Belirtmeden geçemeyeceğim, regülasyon zahmetlidir ve pahalıdır. Bu nedenle regülasyon olan bir yerde her önüne gelen iş tutamaz, buna katlanması ve para yakması gerekir, bunu göze alması gerekir ki bu da organik bir elemedir aslında, regülasyona güvenin bir tuğlasıdır. Regülasyonsuz bir dijital finans dünyası, kısa vadede özgürlük gibi görünür; ancak uzun vadede kaos ekonomisine dönüşür. Bu durumda yalnız bireyler değil, devletin mali disiplini de zarar görür. Vergi gelirleri azalır, yatırımcı güveni sarsılır, sermaye güvenli limanlara kaçar. İyi regülasyon, hem yeniliği korur hem de yatırımcının korkusunu azaltır.

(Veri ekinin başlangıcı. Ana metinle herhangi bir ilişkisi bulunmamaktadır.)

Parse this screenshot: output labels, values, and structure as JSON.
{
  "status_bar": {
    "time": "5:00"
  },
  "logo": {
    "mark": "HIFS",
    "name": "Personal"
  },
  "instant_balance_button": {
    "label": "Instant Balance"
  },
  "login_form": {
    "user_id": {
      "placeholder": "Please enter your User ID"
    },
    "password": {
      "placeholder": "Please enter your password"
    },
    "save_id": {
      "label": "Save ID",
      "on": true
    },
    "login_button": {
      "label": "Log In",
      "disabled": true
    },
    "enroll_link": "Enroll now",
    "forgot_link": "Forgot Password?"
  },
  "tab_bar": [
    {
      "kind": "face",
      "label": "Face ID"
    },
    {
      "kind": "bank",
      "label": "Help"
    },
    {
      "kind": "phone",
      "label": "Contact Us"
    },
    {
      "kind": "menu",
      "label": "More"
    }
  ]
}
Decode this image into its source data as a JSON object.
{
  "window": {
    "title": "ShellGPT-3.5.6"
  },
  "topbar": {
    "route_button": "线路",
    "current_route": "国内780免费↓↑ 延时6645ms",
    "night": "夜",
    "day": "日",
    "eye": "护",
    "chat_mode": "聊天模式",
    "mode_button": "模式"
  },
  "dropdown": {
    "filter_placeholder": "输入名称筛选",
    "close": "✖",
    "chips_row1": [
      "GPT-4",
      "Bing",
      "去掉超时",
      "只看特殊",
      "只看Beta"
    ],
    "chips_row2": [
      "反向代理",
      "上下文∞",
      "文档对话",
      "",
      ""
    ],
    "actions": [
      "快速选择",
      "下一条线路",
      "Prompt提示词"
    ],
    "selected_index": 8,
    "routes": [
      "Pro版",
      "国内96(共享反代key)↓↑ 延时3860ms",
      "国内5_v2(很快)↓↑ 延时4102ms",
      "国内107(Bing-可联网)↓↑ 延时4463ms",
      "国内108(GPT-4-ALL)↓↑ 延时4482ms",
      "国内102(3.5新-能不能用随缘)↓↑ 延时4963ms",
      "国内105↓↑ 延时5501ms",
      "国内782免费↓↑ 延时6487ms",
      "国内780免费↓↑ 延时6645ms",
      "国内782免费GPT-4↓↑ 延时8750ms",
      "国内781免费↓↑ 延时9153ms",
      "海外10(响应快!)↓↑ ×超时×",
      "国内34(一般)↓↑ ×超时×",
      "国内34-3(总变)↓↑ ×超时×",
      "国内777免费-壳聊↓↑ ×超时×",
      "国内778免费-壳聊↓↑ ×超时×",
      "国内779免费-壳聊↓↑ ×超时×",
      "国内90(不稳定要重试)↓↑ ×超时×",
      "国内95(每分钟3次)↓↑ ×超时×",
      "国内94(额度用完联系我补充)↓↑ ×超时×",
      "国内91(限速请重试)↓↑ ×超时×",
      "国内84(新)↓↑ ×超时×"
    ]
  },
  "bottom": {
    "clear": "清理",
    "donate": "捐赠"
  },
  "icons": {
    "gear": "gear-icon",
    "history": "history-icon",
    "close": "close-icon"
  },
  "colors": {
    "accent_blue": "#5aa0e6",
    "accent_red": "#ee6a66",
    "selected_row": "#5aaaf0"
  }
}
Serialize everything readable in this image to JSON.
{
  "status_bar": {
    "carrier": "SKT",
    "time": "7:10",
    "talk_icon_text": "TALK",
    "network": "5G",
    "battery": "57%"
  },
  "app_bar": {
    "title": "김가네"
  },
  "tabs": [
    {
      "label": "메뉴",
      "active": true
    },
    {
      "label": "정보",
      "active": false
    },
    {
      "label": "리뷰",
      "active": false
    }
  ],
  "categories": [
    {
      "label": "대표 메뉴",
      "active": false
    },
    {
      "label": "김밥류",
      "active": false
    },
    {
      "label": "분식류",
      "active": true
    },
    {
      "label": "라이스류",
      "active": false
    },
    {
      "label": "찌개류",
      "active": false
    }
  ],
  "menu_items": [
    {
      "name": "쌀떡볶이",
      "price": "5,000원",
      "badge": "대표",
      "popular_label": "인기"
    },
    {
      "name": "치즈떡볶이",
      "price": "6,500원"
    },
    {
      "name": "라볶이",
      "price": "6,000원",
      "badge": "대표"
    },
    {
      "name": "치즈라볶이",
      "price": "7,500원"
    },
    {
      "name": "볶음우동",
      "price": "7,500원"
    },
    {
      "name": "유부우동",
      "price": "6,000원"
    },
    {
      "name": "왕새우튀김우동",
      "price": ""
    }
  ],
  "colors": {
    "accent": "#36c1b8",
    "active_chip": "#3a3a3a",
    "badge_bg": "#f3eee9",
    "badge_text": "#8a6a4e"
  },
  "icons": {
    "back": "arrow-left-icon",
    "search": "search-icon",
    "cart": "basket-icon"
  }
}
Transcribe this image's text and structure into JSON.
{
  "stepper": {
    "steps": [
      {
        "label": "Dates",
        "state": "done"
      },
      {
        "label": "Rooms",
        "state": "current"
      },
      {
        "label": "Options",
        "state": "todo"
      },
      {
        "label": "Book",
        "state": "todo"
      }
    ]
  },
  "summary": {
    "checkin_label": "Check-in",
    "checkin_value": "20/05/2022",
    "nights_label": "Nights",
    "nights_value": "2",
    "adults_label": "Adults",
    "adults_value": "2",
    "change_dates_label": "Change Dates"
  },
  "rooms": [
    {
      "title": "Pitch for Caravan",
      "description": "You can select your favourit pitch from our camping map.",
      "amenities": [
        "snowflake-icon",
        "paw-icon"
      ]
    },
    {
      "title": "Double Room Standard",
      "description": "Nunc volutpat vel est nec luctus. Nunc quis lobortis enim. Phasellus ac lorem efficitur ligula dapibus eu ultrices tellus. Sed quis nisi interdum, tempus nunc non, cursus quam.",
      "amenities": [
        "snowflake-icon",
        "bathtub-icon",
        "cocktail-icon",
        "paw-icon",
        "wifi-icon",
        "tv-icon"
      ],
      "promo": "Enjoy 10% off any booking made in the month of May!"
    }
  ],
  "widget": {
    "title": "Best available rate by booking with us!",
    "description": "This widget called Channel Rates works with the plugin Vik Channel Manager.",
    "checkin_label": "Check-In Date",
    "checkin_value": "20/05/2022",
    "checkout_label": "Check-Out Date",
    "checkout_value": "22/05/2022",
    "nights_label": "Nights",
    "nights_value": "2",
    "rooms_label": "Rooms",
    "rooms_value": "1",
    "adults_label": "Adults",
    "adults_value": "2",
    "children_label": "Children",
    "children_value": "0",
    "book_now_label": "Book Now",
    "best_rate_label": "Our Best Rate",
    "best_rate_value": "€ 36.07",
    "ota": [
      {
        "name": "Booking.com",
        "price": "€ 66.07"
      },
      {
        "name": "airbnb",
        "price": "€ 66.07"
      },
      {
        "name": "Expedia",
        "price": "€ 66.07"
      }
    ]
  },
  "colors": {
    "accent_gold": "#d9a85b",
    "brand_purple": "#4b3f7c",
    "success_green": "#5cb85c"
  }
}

Otoritelerin çizdiği sınırlar, inovasyonun önünde bir engel değil; güvenli bir oyun alanıdır. Lisans ve regülasyon direksiyonun elden bırakılmamasını sağlar.
Finansal sistemin asıl temeli paradan değil, güvenden inşa edilir.
Bugünkü konu başlığının seçmemin sebebi bu sistemin nasıl kurulduğunu hatırlatmak ve bu köşenin konusu ile ilgili bir kesişimini vurgulamaktı. Çünkü dün 10 Kasım’dı.
Bir ulusun sadece siyasi bağımsızlığını değil, ekonomik bağımsızlığını da kazanma mücadelesinin kahramanını unutmadığımızı anlatmaktı. Mustafa Kemal Atatürk’ün çok iyi bildiği bir gerçek vardı: “Tam bağımsızlık, mali bağımsızlık olmadan kalıcı olamaz.” Bu düşünce, Türkiye Cumhuriyeti’nin ilk yıllarında alınan her ekonomik kararın, her kurumun, her reformun kalbine kazınmıştı. Cumhuriyetin ekonomik devrimi, parayla değil kararlılıkla başlatıldı. Kendi parasını basmak, kendi bankasını kurmak, kendi geleceğini yönetmek — işte gerçek bağımsızlığın temeli buydu.
Bugün Türkiye’nin finansal teknolojilerde, dijital ekonomide, regülasyon alanlarında attığı her adım, aslında o dönemin mirasına bir saygı duruşudur. Çünkü Atatürk’ün bize bıraktığı en büyük miras, sadece bir Cumhuriyet değil; kendi ekonomisini kurma cesaretidir.
Ve o cesaret, hâlâ bu toprakların en değerli para birimidir.